Nach dem Weltkrieg, den der Verein jugendlicher Arbeiter übrigens im Gegensatz zur Sozialdemokratischen Partei vehement bekämpft hatte, und der Abschaffung der Monarchie wurde der „Verband jugendlicher Arbeiter“ umbenannt in „Sozialistische Arbeiterjugend“ (SAJ). In den Jahren der Ersten Republik belief sich der Mitgliederhöchststand auf etwa 38.000 (1923). Höhepunkt der Tätigkeit der SAJ war im Jahre 1929 das Internationale Arbeiterjugendtreffen in Wien mit 50.000 Teilnehmern.

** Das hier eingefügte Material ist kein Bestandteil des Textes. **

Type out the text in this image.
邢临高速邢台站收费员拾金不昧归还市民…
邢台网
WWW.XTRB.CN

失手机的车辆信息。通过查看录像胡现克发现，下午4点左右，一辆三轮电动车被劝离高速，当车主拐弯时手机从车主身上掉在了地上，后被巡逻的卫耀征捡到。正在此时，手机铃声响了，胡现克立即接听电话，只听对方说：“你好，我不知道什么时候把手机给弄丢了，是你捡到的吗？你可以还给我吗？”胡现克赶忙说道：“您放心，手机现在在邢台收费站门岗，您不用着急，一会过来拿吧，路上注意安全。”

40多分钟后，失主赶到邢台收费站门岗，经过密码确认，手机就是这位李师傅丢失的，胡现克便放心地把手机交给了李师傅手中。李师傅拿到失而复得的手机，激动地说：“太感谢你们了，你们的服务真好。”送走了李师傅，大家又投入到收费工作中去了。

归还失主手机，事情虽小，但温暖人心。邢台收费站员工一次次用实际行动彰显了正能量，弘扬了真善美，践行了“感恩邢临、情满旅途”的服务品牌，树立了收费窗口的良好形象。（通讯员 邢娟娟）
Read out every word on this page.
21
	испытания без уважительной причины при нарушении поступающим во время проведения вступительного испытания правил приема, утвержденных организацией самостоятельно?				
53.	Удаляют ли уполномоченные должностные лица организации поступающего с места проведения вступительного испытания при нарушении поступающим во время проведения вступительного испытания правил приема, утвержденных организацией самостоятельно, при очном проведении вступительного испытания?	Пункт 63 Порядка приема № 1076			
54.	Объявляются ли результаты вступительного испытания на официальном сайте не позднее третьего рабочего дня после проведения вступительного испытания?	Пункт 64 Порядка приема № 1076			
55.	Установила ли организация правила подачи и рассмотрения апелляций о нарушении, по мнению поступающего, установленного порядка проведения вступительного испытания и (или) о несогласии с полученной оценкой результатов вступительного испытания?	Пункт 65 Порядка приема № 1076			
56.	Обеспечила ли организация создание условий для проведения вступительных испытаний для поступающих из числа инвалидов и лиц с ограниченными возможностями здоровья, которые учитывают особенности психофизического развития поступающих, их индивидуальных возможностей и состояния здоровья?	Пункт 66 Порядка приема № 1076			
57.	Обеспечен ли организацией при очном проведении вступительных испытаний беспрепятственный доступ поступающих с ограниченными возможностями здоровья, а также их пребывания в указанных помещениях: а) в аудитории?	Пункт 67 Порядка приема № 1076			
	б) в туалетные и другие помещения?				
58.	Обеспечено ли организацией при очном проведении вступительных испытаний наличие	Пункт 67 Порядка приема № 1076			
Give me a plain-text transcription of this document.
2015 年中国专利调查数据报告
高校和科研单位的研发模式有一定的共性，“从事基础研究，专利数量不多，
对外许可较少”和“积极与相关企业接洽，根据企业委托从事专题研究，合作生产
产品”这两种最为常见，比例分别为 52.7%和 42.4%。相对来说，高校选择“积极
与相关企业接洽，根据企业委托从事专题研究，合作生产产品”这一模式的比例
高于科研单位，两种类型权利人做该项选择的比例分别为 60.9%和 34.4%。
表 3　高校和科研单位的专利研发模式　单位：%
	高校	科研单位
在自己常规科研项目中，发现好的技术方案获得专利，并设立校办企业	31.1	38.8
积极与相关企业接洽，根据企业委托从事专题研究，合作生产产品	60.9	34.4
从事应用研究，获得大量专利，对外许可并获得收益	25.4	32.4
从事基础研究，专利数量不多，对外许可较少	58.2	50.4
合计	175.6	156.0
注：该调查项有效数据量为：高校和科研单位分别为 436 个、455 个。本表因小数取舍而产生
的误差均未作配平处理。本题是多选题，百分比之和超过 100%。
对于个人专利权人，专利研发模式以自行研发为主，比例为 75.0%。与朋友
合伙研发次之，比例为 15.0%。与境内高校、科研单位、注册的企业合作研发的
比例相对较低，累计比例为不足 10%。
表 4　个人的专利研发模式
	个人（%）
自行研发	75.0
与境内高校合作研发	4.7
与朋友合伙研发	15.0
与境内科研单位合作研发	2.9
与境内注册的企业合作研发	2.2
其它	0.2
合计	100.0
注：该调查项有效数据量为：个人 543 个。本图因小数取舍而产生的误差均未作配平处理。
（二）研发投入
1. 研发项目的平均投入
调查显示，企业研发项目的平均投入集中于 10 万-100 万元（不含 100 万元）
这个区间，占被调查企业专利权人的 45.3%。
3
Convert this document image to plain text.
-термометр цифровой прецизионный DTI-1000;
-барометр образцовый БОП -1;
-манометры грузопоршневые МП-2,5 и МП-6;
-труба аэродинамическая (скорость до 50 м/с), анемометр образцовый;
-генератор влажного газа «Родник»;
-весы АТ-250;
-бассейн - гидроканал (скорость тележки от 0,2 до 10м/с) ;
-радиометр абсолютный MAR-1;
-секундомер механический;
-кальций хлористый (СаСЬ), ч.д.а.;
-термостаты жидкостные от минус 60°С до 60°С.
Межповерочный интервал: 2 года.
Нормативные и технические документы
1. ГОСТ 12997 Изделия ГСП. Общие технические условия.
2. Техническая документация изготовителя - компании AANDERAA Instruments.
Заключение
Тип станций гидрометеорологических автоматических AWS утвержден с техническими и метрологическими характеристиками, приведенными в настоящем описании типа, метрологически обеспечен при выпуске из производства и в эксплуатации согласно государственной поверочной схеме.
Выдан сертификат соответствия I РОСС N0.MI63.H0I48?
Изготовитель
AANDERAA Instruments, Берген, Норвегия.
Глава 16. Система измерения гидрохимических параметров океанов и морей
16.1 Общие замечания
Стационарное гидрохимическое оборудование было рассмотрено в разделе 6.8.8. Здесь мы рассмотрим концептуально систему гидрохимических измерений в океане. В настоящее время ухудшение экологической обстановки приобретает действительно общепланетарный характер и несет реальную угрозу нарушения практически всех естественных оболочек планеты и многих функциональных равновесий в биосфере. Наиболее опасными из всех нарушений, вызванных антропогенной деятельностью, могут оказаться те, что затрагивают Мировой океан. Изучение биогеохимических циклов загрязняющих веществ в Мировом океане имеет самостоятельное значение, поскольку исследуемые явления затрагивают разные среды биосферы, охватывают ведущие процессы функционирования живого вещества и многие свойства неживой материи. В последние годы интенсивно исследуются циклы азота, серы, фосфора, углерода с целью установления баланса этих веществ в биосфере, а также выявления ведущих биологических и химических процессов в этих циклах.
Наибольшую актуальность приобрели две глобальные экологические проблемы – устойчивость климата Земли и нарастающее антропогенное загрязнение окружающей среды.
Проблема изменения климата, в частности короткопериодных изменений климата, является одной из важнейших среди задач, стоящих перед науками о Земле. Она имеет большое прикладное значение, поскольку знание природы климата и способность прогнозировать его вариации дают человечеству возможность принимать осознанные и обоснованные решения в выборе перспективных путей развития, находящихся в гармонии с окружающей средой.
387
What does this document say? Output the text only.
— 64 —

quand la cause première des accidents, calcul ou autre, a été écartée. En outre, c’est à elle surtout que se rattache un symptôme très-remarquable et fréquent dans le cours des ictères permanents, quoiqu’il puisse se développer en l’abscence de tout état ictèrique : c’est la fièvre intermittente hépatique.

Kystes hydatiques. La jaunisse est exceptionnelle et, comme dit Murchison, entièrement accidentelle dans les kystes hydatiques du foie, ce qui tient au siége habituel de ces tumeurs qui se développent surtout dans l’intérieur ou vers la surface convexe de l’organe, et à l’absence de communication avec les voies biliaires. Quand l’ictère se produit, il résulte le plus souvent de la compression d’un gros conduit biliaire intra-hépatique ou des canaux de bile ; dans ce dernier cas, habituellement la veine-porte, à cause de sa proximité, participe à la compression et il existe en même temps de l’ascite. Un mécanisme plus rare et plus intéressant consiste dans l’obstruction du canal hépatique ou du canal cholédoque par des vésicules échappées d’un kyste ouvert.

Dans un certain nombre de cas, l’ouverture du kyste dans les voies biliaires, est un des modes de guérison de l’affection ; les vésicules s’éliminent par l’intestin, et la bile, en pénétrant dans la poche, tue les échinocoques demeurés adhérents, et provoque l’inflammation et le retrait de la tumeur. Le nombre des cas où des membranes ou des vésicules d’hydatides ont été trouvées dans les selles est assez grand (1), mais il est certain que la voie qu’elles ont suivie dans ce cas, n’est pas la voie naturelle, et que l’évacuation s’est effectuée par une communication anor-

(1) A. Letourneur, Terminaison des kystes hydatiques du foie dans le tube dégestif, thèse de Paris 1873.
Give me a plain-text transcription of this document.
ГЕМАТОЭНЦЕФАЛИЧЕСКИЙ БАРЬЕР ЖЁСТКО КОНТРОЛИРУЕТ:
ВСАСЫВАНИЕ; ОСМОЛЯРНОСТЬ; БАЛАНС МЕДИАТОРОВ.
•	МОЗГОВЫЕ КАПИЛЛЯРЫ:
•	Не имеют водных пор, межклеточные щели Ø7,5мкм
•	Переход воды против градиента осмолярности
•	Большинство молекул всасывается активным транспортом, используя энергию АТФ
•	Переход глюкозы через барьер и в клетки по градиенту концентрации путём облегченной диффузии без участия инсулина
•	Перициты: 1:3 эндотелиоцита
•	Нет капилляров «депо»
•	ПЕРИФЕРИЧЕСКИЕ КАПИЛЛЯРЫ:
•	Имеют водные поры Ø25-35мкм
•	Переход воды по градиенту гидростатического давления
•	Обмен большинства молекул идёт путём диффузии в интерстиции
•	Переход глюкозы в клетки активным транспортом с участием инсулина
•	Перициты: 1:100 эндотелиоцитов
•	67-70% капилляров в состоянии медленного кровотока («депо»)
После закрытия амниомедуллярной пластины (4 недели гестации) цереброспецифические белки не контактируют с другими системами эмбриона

Als nach den Februarkämpfen 1934 die austrofaschistische Diktatur errichtet wurde, wurde auch die SAJ ebenso wie alle anderen Organisationen der linken Arbeiterbewegung verboten. Als „Revolutionäre Sozialistische Jugend“ (RSJ, gegründet am 19. Februar 1934) setzte sie im Untergrund den antifaschistischen Kampf bis 1938 fort. In dieser Zeit hatte auch die RSJ wie bereits zuvor in den Februarkämpfen 1934 eine Reihe von Opfern zu beklagen, so z.B. im Juli 1934, als zunächst eine Gedenkveranstaltung von bewaffneten Gendarmen überfallen wurde, und wenig später, als es zur Hinrichtung des jungen SAJ-Mitgliedes Josef Gerl kam, der das Opfer der austrofaschistischen Justiz und des neuen „Sprengstoffgesetzes“ wurde, das eigentlich gegen die damals ebenfalls illegalen österreichischen Nazis angewandt werden sollte.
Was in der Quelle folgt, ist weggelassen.